Para justificar nova tributação, órgão diz que pobres não leem

Em documento sobre a reforma tributária publicado nesta semana, a Receita Federal afirma que pessoas mais pobres não consomem livros não didáticos e defende que os produtos sejam tributados como forma de priorizar políticas públicas. Na proposta de reforma enviada ao Congresso no ano passado, o governo indicava a unificação de Pis e Cofins, criando novo tributo sobre consumo batizado de CBS, ou Contribuição sobre Bens e Serviços. A alíquota proposta é de 12%.

A venda de livros e do papel destinado à impressão é imune à cobrança de impostos, segundo determina a Constituição – a regra não se estende às contribuições. Além disso, uma lei de 2014 concedeu isenção de Pis e Confins sobre a receita da venda de livros e do papel usado para a fabricação desses produtos.

A proposta do governo, para a CBS, abre caminho para o fim dessa isenção para livros, que ficariam sujeitos à mesma alíquota de 12% dos outros setores. Nesta semana, a Receita publicou documento sobre a CBS. Um dos pontos explica por que o novo tributo será cobrado na venda de livros. O Fisco usa dados do IBGE para justificar que a isenção sobre esses itens acaba beneficiando a camada mais rica da população.

“De acordo com dados da Pesquisa de Orçamentos Familiares de 2019, famílias com renda de até dois salários mínimos não consomem livros não didáticos e a maior parte desses livros é consumida pelas famílias com renda superior a dez salários”, diz o documento.

Segundo o órgão, dada a escassez de recursos públicos, a tributação dos livros permitirá que o dinheiro arrecadado seja destinado a políticas mais direcionadas. A Receita argumenta que não existem avaliações que afirmem que houve redução do preço dos livros desde a isenção.

Na avaliação do advogado tributarista Fernando Raposo Franco, o recorte feito pelo governo é tendencioso ao considerar apenas famílias com renda abaixo de dois salários mínimos e acima de dez salários. Segundo ele, o argumento ainda cria uma distorção, uma vez que a CBS incidirá sobre livros não didáticos e também os didáticos.

“Mesmo considerando apenas os livros não didáticos, como fez a Receita, as famílias com renda inferior a dez salários mínimos respondem por quase 48% do consumo. Se olharmos apenas para os livros didáticos e revistas técnicas, temos que mais de 70% do consumo total é atribuído às famílias com renda inferior a dez salários”, afirma.

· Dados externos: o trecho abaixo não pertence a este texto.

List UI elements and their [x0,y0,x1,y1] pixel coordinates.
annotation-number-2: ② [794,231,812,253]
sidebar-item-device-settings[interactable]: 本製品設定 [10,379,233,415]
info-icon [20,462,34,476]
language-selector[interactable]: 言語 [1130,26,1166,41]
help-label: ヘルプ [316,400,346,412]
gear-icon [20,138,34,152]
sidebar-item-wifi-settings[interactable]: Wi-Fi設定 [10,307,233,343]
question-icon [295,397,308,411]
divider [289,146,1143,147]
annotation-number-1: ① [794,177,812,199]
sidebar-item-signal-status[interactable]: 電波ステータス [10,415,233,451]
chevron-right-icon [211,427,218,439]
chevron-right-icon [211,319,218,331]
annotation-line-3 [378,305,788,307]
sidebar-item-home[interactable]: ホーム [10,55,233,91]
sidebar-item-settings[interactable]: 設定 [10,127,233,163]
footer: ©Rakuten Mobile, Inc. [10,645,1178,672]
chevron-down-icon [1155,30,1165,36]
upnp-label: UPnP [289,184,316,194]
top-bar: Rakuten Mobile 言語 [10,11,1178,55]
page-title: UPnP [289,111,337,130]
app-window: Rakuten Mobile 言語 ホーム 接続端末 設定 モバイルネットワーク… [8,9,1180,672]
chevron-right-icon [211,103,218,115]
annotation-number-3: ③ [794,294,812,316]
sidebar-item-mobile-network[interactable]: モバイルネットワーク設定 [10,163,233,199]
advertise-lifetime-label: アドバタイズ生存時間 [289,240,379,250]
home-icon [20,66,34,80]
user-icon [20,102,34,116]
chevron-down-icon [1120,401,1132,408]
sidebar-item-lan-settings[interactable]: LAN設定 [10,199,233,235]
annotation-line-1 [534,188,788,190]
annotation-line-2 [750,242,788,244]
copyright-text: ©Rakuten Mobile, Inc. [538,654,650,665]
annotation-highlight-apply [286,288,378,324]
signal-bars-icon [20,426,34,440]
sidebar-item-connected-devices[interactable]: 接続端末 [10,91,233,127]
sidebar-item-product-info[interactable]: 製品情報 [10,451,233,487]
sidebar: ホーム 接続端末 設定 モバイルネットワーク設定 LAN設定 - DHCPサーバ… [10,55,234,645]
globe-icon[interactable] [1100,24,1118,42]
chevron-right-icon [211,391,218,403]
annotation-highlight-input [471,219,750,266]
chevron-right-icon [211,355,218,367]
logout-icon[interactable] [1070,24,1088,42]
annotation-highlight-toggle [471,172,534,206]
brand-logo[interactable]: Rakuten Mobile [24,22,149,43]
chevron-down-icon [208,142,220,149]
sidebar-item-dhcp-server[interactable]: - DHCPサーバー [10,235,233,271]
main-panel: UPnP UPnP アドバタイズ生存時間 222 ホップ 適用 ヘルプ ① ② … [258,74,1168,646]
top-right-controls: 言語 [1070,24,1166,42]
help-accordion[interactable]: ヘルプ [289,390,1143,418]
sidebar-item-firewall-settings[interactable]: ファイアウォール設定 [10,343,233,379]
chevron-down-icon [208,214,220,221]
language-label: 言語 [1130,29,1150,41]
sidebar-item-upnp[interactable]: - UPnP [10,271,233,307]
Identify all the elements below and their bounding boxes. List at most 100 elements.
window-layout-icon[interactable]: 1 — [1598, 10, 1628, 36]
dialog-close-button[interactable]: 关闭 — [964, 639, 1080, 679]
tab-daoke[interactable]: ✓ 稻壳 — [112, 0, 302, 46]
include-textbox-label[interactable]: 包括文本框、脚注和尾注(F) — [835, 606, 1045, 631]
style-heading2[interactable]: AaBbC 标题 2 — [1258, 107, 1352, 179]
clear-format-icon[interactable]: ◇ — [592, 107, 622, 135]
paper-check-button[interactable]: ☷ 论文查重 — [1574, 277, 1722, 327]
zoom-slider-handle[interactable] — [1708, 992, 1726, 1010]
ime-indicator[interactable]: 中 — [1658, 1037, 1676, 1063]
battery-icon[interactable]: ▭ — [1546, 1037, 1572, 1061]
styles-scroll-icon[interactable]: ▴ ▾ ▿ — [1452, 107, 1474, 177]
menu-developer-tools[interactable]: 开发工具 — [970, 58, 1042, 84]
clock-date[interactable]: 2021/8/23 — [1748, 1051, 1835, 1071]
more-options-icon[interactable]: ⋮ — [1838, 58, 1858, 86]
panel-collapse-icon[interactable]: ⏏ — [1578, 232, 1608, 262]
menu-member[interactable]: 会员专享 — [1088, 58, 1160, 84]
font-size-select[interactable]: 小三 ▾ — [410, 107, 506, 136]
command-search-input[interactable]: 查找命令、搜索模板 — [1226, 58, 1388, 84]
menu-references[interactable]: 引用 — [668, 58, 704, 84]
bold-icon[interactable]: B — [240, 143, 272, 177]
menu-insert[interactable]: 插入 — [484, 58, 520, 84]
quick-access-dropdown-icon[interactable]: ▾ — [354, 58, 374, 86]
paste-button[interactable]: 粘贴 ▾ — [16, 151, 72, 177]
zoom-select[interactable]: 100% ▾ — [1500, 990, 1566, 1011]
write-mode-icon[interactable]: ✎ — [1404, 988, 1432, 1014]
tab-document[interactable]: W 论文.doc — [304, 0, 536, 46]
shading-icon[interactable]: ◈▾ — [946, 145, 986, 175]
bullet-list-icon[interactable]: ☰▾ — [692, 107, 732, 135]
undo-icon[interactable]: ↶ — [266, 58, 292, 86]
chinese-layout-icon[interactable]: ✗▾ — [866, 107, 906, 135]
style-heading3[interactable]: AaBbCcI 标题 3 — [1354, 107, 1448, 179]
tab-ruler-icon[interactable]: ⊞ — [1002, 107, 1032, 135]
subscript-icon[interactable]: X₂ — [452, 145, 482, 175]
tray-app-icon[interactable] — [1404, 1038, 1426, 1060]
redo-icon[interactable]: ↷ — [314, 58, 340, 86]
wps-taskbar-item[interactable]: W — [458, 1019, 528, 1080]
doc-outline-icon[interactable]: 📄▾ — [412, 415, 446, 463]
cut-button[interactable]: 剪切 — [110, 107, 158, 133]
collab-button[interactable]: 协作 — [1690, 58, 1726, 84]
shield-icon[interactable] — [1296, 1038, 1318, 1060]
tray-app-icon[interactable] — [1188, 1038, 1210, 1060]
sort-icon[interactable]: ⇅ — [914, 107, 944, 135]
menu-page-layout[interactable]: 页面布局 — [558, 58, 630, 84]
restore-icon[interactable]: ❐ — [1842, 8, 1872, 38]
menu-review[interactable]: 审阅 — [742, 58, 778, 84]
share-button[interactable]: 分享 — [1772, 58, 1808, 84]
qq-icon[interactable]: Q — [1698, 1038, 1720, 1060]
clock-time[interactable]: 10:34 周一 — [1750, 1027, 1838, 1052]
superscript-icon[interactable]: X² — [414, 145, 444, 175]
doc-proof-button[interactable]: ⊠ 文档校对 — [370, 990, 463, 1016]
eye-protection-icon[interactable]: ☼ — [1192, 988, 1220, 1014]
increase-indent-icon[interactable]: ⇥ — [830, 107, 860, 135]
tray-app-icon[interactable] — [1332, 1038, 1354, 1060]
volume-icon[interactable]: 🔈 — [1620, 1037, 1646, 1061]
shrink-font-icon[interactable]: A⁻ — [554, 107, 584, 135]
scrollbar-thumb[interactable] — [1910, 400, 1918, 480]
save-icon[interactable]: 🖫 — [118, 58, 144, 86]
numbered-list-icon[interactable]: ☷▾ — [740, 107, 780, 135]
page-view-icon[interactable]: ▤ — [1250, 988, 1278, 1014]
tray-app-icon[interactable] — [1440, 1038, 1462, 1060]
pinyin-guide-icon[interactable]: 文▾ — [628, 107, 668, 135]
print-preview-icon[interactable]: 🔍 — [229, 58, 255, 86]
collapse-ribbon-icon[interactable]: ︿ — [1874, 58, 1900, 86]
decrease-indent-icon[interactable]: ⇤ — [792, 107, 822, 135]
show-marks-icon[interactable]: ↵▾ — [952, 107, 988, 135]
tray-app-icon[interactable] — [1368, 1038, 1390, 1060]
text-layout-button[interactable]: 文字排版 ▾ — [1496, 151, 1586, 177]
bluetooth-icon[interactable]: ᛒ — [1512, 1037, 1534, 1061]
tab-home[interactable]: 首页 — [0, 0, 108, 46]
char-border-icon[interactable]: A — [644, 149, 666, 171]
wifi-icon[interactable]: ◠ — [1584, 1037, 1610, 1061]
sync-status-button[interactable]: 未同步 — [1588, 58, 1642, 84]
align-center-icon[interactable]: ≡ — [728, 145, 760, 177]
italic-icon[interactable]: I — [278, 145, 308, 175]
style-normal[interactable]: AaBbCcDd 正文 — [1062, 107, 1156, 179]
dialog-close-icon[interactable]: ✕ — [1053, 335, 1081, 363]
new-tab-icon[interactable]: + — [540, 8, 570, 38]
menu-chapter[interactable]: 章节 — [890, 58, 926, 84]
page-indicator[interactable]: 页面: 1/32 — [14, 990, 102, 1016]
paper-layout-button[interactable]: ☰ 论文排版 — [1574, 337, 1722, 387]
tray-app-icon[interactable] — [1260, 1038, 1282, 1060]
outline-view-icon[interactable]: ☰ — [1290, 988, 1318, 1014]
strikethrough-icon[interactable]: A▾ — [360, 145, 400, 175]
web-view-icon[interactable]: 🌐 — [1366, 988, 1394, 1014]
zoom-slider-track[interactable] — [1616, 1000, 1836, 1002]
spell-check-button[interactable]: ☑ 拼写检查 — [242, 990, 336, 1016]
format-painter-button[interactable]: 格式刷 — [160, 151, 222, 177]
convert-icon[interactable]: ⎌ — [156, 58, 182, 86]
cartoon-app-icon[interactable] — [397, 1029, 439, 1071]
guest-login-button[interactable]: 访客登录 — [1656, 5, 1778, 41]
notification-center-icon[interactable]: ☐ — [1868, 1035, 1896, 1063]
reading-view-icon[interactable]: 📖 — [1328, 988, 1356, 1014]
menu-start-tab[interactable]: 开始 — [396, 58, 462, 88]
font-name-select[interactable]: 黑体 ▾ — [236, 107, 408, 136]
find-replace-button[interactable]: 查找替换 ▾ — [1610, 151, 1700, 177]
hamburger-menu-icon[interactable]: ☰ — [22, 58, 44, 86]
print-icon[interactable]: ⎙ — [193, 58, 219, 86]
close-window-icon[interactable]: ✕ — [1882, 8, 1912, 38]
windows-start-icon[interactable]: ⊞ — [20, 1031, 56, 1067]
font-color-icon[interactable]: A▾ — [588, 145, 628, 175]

Raposo Franco concorda com a avaliação de que é necessário priorizar políticas públicas na questão da leitura, mas faz ressalvas. Para ele, a restrição orçamentária do governo impede que eventual aumento de arrecadação seja usado para novos programas. “Se prosperar a proposta do governo, corremos o risco de que essa política de incentivo ao acesso a bens culturais e educacionais da relevância dos livros seja extinta sem que nada mais focalizado e eficiente seja posto no lugar”.

POSIÇÃO DO CPP

Segundo a professora Loretana Paolieri Pancera, primeira vice-presidente do CPP, é uma bravata. “O leitor, pobre ou rico, deve ter o poder para decidir o que quer comprar”, afirma. Em sua análise, livro não pode ser considerado artigo de rico por uma pessoa pública que trabalha a serviço da população, porque o livro está na base da formação da cidadania. “Não é artigo nem de rico nem de pobre, e sim uma produto cultural e universal”, enfatiza Loreta, como é conhecida no magistério paulista. Ela foi alfabetizadora.

A entidade espera a não aprovação dessa proposta, que é absurda e merece repulsa imediata da sociedade e da classe política.